Allows a taxpayer who adopts the last-in, first-out (LIFO) method of accounting to spread increases in taxable income attributable to such change over a ten-year period. Permits a taxpayer who is required to change his method of accounting pursuant to Revenue Ruling 80-60 (inventory valuation) and Revenue Procedure 80-5 to effect such a change only for taxable years beginning after December 31, 1980.
Title II: Estate and Gift Taxes - Increases the unified credit against the estate and gift taxes from $47,000 to $192,800. Makes such increase, in the case of the gift tax, in specified annual increments through 1985. Increases from $175,000 to $600,000 the minimum gross estate requiring filing of a return.
Repeals the existing limitations on the marital deduction for gift and estate taxes.
Increases from $3,000 to $6,000 the annual gift tax exclusion.
Permits disabled individuals and those receiving social security benefits to qualify for the special use valuation of certain farms and other real property if they have materially participated in the operation of the farm or business for five out of the eight years preceding the year in which they become disabled or eligible for such benefits.
Permits the spouse of a decedent to use such valuation if the spouse has actually managed the farm or business for ten years preceding the decedent's death or takes over active management upon the decedent's death.
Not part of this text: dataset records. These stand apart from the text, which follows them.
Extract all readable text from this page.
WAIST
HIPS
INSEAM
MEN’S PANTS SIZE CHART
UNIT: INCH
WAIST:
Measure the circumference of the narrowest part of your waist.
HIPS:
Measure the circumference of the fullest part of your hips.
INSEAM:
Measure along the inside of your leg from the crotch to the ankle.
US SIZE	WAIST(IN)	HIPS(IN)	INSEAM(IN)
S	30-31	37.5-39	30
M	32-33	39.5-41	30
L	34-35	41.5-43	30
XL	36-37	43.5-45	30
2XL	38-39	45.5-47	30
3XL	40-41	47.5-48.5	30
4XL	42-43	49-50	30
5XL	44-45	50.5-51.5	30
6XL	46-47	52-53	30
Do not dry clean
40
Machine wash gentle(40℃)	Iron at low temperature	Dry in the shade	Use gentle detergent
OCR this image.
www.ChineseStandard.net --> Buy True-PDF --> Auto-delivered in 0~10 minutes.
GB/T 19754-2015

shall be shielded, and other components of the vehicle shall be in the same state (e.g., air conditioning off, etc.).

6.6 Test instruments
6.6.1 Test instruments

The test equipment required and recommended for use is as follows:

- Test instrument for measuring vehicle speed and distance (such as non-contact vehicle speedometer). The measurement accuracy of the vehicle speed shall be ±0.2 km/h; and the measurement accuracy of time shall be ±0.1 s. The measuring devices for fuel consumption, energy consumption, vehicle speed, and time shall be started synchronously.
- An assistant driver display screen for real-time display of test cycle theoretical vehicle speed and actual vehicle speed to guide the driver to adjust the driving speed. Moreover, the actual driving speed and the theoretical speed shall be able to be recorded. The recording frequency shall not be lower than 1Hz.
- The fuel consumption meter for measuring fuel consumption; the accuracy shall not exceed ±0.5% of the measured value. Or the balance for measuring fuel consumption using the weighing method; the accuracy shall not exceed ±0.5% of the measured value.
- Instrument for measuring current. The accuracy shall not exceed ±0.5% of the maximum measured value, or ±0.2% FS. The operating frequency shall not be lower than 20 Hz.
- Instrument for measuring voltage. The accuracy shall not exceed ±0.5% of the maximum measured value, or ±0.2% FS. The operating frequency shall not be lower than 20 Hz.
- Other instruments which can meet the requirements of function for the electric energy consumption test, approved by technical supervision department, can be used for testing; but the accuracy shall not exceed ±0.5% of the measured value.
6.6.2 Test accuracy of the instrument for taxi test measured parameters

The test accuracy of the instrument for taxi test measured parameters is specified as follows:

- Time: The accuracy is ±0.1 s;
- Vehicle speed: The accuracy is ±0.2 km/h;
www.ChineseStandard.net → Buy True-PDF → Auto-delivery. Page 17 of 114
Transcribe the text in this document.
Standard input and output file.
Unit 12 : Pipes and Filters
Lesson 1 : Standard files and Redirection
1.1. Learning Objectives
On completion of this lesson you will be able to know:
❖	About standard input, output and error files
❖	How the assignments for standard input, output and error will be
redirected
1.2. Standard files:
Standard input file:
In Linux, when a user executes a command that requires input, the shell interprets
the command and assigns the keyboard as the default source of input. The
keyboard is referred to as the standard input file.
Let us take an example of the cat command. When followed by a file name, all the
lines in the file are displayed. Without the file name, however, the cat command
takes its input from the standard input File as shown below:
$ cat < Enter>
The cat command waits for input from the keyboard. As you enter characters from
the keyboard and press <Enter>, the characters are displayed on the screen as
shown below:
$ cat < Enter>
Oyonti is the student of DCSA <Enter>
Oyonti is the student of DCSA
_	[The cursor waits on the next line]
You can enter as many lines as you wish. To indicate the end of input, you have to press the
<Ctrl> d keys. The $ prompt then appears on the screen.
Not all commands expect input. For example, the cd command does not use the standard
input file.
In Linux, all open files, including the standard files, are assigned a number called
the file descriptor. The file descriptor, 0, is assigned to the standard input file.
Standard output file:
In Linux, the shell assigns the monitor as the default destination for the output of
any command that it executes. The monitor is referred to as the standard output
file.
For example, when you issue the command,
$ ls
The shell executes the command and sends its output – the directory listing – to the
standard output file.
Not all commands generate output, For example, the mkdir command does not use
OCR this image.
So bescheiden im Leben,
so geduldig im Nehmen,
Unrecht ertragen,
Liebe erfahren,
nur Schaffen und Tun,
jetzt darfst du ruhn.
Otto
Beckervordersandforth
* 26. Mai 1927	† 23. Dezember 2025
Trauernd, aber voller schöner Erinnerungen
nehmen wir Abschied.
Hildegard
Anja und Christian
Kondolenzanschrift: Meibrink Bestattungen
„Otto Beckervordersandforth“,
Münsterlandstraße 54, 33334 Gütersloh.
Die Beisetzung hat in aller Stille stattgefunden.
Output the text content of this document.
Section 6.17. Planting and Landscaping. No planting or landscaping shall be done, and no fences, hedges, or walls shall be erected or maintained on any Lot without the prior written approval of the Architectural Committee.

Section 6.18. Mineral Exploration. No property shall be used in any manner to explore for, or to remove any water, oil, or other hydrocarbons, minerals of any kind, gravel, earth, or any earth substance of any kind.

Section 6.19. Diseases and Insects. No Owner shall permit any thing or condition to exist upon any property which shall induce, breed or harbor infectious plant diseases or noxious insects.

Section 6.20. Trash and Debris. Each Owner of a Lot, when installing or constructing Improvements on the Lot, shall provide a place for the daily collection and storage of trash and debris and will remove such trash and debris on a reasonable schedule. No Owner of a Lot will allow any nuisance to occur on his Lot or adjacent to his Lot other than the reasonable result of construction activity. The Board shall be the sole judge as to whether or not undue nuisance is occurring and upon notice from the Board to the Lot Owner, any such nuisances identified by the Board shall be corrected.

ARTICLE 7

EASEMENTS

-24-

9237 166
Permits the owner of a woodland to qualify for the special use valuation if he or she has actively managed the property for ten years prior to death.
Reduces from 15 to ten years the length of time a qualified property must be held following the decedent's death before it can be disposed of without incurring a recapture of estate tax benefits.
Permits active management rather than material participation as a test for qualification of the estate for spouses, children under 21, students, and disabled individuals who receive property from a decedent who qualified for special use valuation.
Repeals the $500,000 limitation on the reduction of the value of qualified real property permitted the special use valuation.
Allows like kind exchange of property without loss of special use valuation qualification. Allows net crop share rentals to qualify for the special use valuation as well as cash rentals. Authorizes the step-up in basis of assets.
Repeals the requirement that an heir elect special treatment for involuntary conversions of qualified real property, thus making such treatment automatic upon such conversion.
States that gifts made within three years of a decedent's death shall be valued as of the time of transfer rather than as of the date of death.
Authorizes an individual to elect to pay a gift tax rather than use the unified tax credit.
Modifies the alternate extension of time for payment of the estate tax where the estate consists largely of an interest in a closely held business to: (1) allow an installment payment election if the value of the interest in the closely held business is either 35 percent of the value of the gross estate or 50 percent of the taxable estate; (2) increase to 50 percent the value of an interest disposed of which will accelerate the payment of tax; and (3) permit payment, but with a penalty, of an installment within six months after the due date.
Allows a disclaimer of an interest in property for estate tax purposes in specified circumstances where such disclaimer does not result in the passing of the interest concerned under the applicable State law.
Introduced in Senate
Read second time and referred to Senate Committee on Finance.